Add to this another factor. In a landmark 2013 study, Frey and Osborne concluded that 47 percent of all U.S. employment would be subject to replacement by technologies available in one or two decades. They drew that conclusion just over one decade ago. Since then, technological solutions have continued increasing, with artificial intelligence (AI) being the latest, high-profile addition to solutions that can displace workers. Korea is not the United States, but they are both advanced economies with similar sectoral outlooks, so it is not a stretch to apply Frey and Osborne's conclusions to Korea.

The worrying prospect here is that economic models may not be able to account for the rapid pace of technological advancement, especially in the age of AI. KEIS does an admirable job of trying to account for trends of technology adoption as reflected in industry surveys. However, considering the large gaps in productivity prevalent in Korea's labor market, one may question how accurate the reflection is being cast. Survey respondents may project a fairly negative outlook on short- to medium-term trends, considering productivity gaps.

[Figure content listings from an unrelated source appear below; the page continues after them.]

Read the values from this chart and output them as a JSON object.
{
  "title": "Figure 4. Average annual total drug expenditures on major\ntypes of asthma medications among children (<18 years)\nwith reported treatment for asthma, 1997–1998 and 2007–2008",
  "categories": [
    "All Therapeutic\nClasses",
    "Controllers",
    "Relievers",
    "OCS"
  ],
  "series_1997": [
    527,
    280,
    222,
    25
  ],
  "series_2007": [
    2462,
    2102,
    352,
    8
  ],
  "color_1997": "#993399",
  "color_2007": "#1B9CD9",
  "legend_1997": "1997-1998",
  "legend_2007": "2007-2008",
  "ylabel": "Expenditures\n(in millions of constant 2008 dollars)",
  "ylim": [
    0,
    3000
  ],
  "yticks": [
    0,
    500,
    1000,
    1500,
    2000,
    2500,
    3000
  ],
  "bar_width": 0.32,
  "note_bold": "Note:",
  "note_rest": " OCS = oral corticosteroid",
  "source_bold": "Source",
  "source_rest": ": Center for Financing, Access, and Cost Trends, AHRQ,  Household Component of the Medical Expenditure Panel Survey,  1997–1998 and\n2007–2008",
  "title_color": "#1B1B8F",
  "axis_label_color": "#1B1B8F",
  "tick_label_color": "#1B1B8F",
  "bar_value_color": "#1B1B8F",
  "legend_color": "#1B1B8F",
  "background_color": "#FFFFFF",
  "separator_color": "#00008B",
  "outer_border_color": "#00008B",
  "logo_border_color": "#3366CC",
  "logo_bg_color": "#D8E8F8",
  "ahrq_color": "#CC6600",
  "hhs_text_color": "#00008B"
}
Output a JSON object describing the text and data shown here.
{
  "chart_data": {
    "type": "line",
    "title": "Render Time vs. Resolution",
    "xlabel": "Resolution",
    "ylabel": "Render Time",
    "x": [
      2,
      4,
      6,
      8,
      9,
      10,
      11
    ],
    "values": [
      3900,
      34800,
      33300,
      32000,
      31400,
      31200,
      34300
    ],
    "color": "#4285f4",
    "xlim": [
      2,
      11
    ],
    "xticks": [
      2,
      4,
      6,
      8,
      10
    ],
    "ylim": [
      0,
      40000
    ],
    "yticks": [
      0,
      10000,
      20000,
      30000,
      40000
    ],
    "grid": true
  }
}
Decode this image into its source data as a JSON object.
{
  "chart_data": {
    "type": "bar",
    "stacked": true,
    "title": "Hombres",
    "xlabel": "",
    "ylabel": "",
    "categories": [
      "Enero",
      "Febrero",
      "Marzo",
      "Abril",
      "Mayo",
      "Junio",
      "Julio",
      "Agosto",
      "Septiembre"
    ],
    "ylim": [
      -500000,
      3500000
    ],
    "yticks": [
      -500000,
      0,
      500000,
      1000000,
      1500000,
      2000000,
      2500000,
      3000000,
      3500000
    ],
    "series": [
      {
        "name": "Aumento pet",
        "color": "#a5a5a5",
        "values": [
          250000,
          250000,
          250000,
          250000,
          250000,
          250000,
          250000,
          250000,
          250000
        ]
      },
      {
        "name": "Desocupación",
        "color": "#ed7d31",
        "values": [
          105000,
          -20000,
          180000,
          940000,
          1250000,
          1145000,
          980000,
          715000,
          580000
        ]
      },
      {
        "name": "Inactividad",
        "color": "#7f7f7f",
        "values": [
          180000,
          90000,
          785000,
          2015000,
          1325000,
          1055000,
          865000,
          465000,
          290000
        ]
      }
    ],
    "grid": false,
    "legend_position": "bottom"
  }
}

In the end, it seems difficult to know whether the KEIS is correct in its conclusion that Korea needs an additional 900,000 workers by 2032. They seemingly focused primarily on demographics for their main conclusion, when accounting for inefficiencies in labor productivity and the potential for an increase in the pace of technological advancement, may change employment prospects significantly.

Although I believe the number of additional workers needed may be in question, one can hardly argue with KEIS' call for the government to take a systematic approach to labor difficulties here in Korea. There is a long list of structural issues in need of correction. A number of those are recorded in the report. I would suggest improvement in worker and labor productivity in the services sector and SMEs should be one new priority placed near the top of that list.

Sean O'Malley (seanmo@dongseo.ac.kr) is a tenured professor of international studies at Dongseo University, where he teaches classes on international relations and technology in society. He has previously published on South Korea's economic underperformance in the journal Asian Women.